C’est un procès qu’aurait pu gagner Silvio Berlusconi. Mais le tribunal de Milan a acquitté ce mardi Massimo Tartaglia, un homme souffrant de problèmes mentaux, qui avait blessé le chef du gouvernement italien en décembre dernier en lui lançant un objet au visage.
Le procureur adjoint Armando Spataro avait requis, dans le cadre d'un procès au parcours abrégé, l'acquittement de Massimo Tartaglia, estimant qu'il n'était pas en état d'être jugé.
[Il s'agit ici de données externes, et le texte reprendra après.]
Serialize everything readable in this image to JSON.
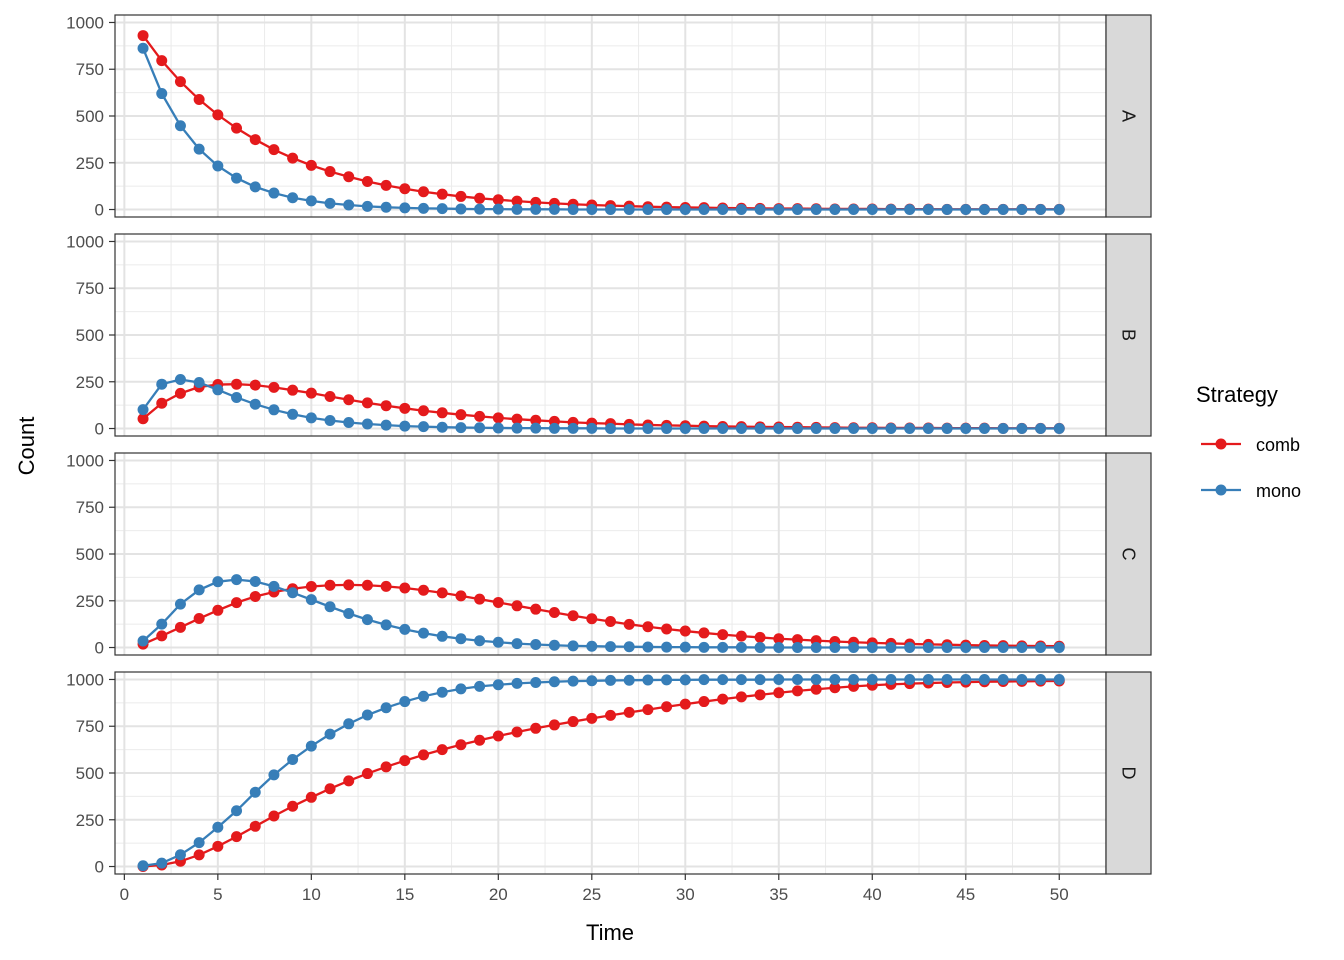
{
  "chart_data": {
    "type": "line",
    "title": "",
    "xlabel": "Time",
    "ylabel": "Count",
    "xlim": [
      -0.5,
      52.5
    ],
    "ylim": [
      -40,
      1040
    ],
    "x_ticks": [
      0,
      5,
      10,
      15,
      20,
      25,
      30,
      35,
      40,
      45,
      50
    ],
    "y_ticks": [
      0,
      250,
      500,
      750,
      1000
    ],
    "legend": {
      "title": "Strategy",
      "position": "right",
      "entries": [
        {
          "name": "comb",
          "color": "#E41A1C"
        },
        {
          "name": "mono",
          "color": "#377EB8"
        }
      ]
    },
    "grid": true,
    "facets": [
      {
        "label": "A",
        "series": [
          {
            "name": "comb",
            "color": "#E41A1C",
            "x": [
              1,
              2,
              3,
              4,
              5,
              6,
              7,
              8,
              9,
              10,
              11,
              12,
              13,
              14,
              15,
              16,
              17,
              18,
              19,
              20,
              21,
              22,
              23,
              24,
              25,
              26,
              27,
              28,
              29,
              30,
              31,
              32,
              33,
              34,
              35,
              36,
              37,
              38,
              39,
              40,
              41,
              42,
              43,
              44,
              45,
              46,
              47,
              48,
              49,
              50
            ],
            "values": [
              930,
              796,
              684,
              588,
              506,
              435,
              374,
              320,
              275,
              236,
              203,
              175,
              150,
              129,
              111,
              95,
              82,
              70,
              60,
              52,
              45,
              38,
              33,
              28,
              24,
              21,
              18,
              15,
              13,
              11,
              10,
              8,
              7,
              6,
              5,
              5,
              4,
              3,
              3,
              3,
              2,
              2,
              2,
              1,
              1,
              1,
              1,
              1,
              1,
              1
            ]
          },
          {
            "name": "mono",
            "color": "#377EB8",
            "x": [
              1,
              2,
              3,
              4,
              5,
              6,
              7,
              8,
              9,
              10,
              11,
              12,
              13,
              14,
              15,
              16,
              17,
              18,
              19,
              20,
              21,
              22,
              23,
              24,
              25,
              26,
              27,
              28,
              29,
              30,
              31,
              32,
              33,
              34,
              35,
              36,
              37,
              38,
              39,
              40,
              41,
              42,
              43,
              44,
              45,
              46,
              47,
              48,
              49,
              50
            ],
            "values": [
              862,
              620,
              448,
              323,
              233,
              168,
              121,
              88,
              63,
              46,
              33,
              24,
              17,
              12,
              9,
              6,
              5,
              3,
              2,
              2,
              1,
              1,
              1,
              0,
              0,
              0,
              0,
              0,
              0,
              0,
              0,
              0,
              0,
              0,
              0,
              0,
              0,
              0,
              0,
              0,
              0,
              0,
              0,
              0,
              0,
              0,
              0,
              0,
              0,
              0
            ]
          }
        ]
      },
      {
        "label": "B",
        "series": [
          {
            "name": "comb",
            "color": "#E41A1C",
            "x": [
              1,
              2,
              3,
              4,
              5,
              6,
              7,
              8,
              9,
              10,
              11,
              12,
              13,
              14,
              15,
              16,
              17,
              18,
              19,
              20,
              21,
              22,
              23,
              24,
              25,
              26,
              27,
              28,
              29,
              30,
              31,
              32,
              33,
              34,
              35,
              36,
              37,
              38,
              39,
              40,
              41,
              42,
              43,
              44,
              45,
              46,
              47,
              48,
              49,
              50
            ],
            "values": [
              52,
              135,
              188,
              222,
              235,
              237,
              232,
              220,
              205,
              189,
              171,
              154,
              137,
              122,
              108,
              95,
              84,
              74,
              65,
              57,
              50,
              44,
              38,
              33,
              29,
              26,
              22,
              19,
              17,
              15,
              13,
              11,
              10,
              9,
              8,
              7,
              6,
              5,
              4,
              4,
              3,
              3,
              3,
              2,
              2,
              2,
              1,
              1,
              1,
              1
            ]
          },
          {
            "name": "mono",
            "color": "#377EB8",
            "x": [
              1,
              2,
              3,
              4,
              5,
              6,
              7,
              8,
              9,
              10,
              11,
              12,
              13,
              14,
              15,
              16,
              17,
              18,
              19,
              20,
              21,
              22,
              23,
              24,
              25,
              26,
              27,
              28,
              29,
              30,
              31,
              32,
              33,
              34,
              35,
              36,
              37,
              38,
              39,
              40,
              41,
              42,
              43,
              44,
              45,
              46,
              47,
              48,
              49,
              50
            ],
            "values": [
              101,
              237,
              262,
              246,
              207,
              166,
              130,
              100,
              76,
              57,
              43,
              32,
              24,
              18,
              13,
              10,
              7,
              5,
              4,
              3,
              2,
              2,
              1,
              1,
              1,
              0,
              0,
              0,
              0,
              0,
              0,
              0,
              0,
              0,
              0,
              0,
              0,
              0,
              0,
              0,
              0,
              0,
              0,
              0,
              0,
              0,
              0,
              0,
              0,
              0
            ]
          }
        ]
      },
      {
        "label": "C",
        "series": [
          {
            "name": "comb",
            "color": "#E41A1C",
            "x": [
              1,
              2,
              3,
              4,
              5,
              6,
              7,
              8,
              9,
              10,
              11,
              12,
              13,
              14,
              15,
              16,
              17,
              18,
              19,
              20,
              21,
              22,
              23,
              24,
              25,
              26,
              27,
              28,
              29,
              30,
              31,
              32,
              33,
              34,
              35,
              36,
              37,
              38,
              39,
              40,
              41,
              42,
              43,
              44,
              45,
              46,
              47,
              48,
              49,
              50
            ],
            "values": [
              18,
              62,
              108,
              155,
              199,
              240,
              273,
              297,
              314,
              326,
              333,
              335,
              333,
              327,
              318,
              306,
              292,
              276,
              259,
              241,
              223,
              205,
              187,
              170,
              154,
              139,
              124,
              111,
              99,
              88,
              78,
              69,
              61,
              54,
              47,
              42,
              37,
              32,
              28,
              25,
              22,
              19,
              17,
              15,
              13,
              11,
              10,
              9,
              8,
              7
            ]
          },
          {
            "name": "mono",
            "color": "#377EB8",
            "x": [
              1,
              2,
              3,
              4,
              5,
              6,
              7,
              8,
              9,
              10,
              11,
              12,
              13,
              14,
              15,
              16,
              17,
              18,
              19,
              20,
              21,
              22,
              23,
              24,
              25,
              26,
              27,
              28,
              29,
              30,
              31,
              32,
              33,
              34,
              35,
              36,
              37,
              38,
              39,
              40,
              41,
              42,
              43,
              44,
              45,
              46,
              47,
              48,
              49,
              50
            ],
            "values": [
              35,
              125,
              232,
              308,
              352,
              363,
              353,
              327,
              293,
              256,
              218,
              182,
              149,
              121,
              97,
              77,
              60,
              47,
              36,
              28,
              21,
              16,
              12,
              9,
              7,
              5,
              4,
              3,
              2,
              2,
              1,
              1,
              1,
              0,
              0,
              0,
              0,
              0,
              0,
              0,
              0,
              0,
              0,
              0,
              0,
              0,
              0,
              0,
              0,
              0
            ]
          }
        ]
      },
      {
        "label": "D",
        "series": [
          {
            "name": "comb",
            "color": "#E41A1C",
            "x": [
              1,
              2,
              3,
              4,
              5,
              6,
              7,
              8,
              9,
              10,
              11,
              12,
              13,
              14,
              15,
              16,
              17,
              18,
              19,
              20,
              21,
              22,
              23,
              24,
              25,
              26,
              27,
              28,
              29,
              30,
              31,
              32,
              33,
              34,
              35,
              36,
              37,
              38,
              39,
              40,
              41,
              42,
              43,
              44,
              45,
              46,
              47,
              48,
              49,
              50
            ],
            "values": [
              0,
              8,
              28,
              62,
              108,
              160,
              215,
              270,
              322,
              370,
              416,
              458,
              497,
              533,
              566,
              597,
              625,
              651,
              675,
              698,
              719,
              739,
              757,
              775,
              792,
              808,
              824,
              839,
              854,
              868,
              882,
              895,
              907,
              918,
              929,
              939,
              948,
              956,
              963,
              969,
              974,
              978,
              981,
              984,
              986,
              988,
              989,
              990,
              991,
              992
            ]
          },
          {
            "name": "mono",
            "color": "#377EB8",
            "x": [
              1,
              2,
              3,
              4,
              5,
              6,
              7,
              8,
              9,
              10,
              11,
              12,
              13,
              14,
              15,
              16,
              17,
              18,
              19,
              20,
              21,
              22,
              23,
              24,
              25,
              26,
              27,
              28,
              29,
              30,
              31,
              32,
              33,
              34,
              35,
              36,
              37,
              38,
              39,
              40,
              41,
              42,
              43,
              44,
              45,
              46,
              47,
              48,
              49,
              50
            ],
            "values": [
              4,
              18,
              63,
              128,
              210,
              298,
              397,
              490,
              572,
              644,
              708,
              763,
              810,
              849,
              882,
              910,
              932,
              950,
              963,
              972,
              979,
              984,
              988,
              991,
              993,
              995,
              996,
              997,
              998,
              998,
              999,
              999,
              999,
              999,
              1000,
              1000,
              1000,
              1000,
              1000,
              1000,
              1000,
              1000,
              1000,
              1000,
              1000,
              1000,
              1000,
              1000,
              1000,
              1000
            ]
          }
        ]
      }
    ]
  }
}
Les experts cités à la barre avaient souligné qu'au moment des faits, l’agresseur était «dans l'incapacité de comprendre et de vouloir».
Massimo Tartaglia sera toutefois en liberté surveillée pendant un an et devra vivre dans la communauté où il est accueilli depuis l'agression, en suivant les règles fixées par le directeur de l'établissement. Il aura aussi interdiction de participer à toute manifestation publique pendant un an. Les avocats de Massimo Tartaglia, Daniela Insalaco et Gian Marco Rubino, ont affiché leur satisfaction, soulignant que «l'exigence principale était qu'il soit soigné».
Le 13 décembre 2009, pendant un meeting électoral de Silvio Berlusconi devant la cathédrale de Milan, l’agresseur s'était approché du chef de gouvernement et lui avait jeté au visage une réplique en résine de l'édifice, vendue comme souvenir aux touristes.
Silvio Berlusconi, 73 ans, avait eu deux dents cassées, la lèvre fendue et une fracture au nez. Il avait été hospitalisé pendant quatre jours car l'agression avait réveillé de vieilles douleurs aux cervicales. Sa convalescence avait duré un mois.